What you are describing is a frequent problem in survival analysis. The main variable of interest is continuous, but you still want a Kaplan-Meier style plot to display the main effect. Instead of artificially categorizing your continuous variable or displaying conditional effects (as the rms package does), you could use the contsurvplot R-package (written by me). It produces plots that display the counterfactual survival probabiltiy both as a function of time and the continuous covariate. More information can be found in the preprint that I recently published: https://arxiv.org/abs/2208.04644
It can be installed directly from github using:
devtools::install_github("RobinDenz1/contsurvplot")

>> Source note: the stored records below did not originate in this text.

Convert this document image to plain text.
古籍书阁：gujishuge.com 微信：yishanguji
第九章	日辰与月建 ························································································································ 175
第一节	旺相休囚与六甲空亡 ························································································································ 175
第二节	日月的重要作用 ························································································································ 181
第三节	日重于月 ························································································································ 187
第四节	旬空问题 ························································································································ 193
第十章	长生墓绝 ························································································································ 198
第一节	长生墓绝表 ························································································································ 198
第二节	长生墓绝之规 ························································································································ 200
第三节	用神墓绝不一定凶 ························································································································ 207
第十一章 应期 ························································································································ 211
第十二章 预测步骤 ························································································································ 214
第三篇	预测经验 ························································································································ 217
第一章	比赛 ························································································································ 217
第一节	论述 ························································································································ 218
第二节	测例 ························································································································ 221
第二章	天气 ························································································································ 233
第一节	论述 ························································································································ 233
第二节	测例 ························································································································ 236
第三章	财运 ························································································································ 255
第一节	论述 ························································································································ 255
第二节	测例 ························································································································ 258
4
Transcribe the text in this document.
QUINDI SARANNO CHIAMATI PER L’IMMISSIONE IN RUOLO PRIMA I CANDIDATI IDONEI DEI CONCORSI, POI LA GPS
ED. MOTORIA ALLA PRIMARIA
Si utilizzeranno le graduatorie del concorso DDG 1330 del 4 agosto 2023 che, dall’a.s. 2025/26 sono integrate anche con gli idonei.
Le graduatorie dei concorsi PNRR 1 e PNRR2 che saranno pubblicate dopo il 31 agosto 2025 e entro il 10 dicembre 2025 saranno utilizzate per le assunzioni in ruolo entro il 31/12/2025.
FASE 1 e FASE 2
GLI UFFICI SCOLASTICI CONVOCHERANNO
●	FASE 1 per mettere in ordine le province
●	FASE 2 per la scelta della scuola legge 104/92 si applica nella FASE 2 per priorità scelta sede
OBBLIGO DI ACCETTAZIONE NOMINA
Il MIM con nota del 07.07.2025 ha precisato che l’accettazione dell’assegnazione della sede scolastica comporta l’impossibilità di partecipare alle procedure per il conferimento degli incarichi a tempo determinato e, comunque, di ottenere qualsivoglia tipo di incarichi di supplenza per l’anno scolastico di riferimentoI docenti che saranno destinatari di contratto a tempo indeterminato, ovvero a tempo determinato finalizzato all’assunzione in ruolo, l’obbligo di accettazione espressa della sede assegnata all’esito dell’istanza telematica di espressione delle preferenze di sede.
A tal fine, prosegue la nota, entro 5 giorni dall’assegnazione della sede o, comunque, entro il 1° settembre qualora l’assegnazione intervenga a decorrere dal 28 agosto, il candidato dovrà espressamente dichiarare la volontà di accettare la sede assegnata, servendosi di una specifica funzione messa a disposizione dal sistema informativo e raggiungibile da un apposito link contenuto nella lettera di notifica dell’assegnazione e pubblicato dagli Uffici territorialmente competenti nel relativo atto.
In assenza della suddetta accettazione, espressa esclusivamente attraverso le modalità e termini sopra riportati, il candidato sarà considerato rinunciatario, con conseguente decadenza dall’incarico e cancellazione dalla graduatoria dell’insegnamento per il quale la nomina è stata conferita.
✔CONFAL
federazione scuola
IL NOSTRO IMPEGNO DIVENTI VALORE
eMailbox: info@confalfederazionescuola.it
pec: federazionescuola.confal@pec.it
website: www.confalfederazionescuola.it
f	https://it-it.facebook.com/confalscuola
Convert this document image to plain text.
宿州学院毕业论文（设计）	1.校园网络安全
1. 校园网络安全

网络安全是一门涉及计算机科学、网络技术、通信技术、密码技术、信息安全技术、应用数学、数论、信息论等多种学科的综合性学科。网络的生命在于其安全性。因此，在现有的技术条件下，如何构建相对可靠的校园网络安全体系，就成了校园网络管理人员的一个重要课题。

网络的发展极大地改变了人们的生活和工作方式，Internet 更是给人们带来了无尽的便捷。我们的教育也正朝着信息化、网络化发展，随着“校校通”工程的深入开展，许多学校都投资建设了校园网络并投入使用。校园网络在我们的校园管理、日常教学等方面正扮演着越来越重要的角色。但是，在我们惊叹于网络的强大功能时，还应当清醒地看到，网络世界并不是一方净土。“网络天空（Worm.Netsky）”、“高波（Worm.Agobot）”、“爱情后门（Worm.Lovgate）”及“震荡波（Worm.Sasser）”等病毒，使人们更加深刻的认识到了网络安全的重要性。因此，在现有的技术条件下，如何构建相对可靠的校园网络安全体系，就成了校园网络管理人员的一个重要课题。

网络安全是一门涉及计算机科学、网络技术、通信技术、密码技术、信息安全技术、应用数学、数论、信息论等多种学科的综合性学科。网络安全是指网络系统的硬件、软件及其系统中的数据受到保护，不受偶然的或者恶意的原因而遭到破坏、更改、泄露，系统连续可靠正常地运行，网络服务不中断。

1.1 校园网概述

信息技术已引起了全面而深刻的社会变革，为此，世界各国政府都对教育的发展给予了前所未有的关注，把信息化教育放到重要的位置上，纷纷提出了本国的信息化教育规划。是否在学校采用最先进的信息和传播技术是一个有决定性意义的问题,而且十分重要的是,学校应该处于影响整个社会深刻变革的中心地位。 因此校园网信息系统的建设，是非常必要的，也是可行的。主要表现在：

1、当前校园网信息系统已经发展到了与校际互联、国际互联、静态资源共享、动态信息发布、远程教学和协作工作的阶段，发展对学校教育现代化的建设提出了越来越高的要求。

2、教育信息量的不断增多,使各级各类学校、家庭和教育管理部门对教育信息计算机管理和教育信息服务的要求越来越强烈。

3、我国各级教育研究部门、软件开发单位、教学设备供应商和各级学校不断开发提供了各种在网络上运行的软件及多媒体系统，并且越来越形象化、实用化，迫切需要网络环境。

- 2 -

I will give a quick example using the nafld1 dataset from the survival package. Suppose we are interested in the effect of age on the survival time. We first use a Cox model to analyze this effect:
library(contsurvplot)
library(riskRegression)
library(survival)
library(ggplot2)
library(pammtools)
using data from the survival package
data(nafld, package="survival")
taking a random sample to keep the example fast
set.seed(43)
nafld1 <- nafld1[sample(nrow(nafld1), 400), ]
fit cox-model with age
model <- coxph(Surv(futime, status) ~ age, data=nafld1, x=TRUE)
Now we want to visualize the effect for 40 to 70 year olds. We can easily create a survival area plot using the plot_surv_area function:
plot_surv_area(time="futime",
status="status",
variable="age",
data=nafld1,
model=model,
horizon=seq(40, 70, 0.5))
Or we can use a survival contour plot:
plot_surv_contour(time="futime",
status="status",
variable="age",
data=nafld1,
model=model,
horizon=seq(40, 70, 0.5))
In my opinion, both are better options than simple categorized Kaplan-Meier plots.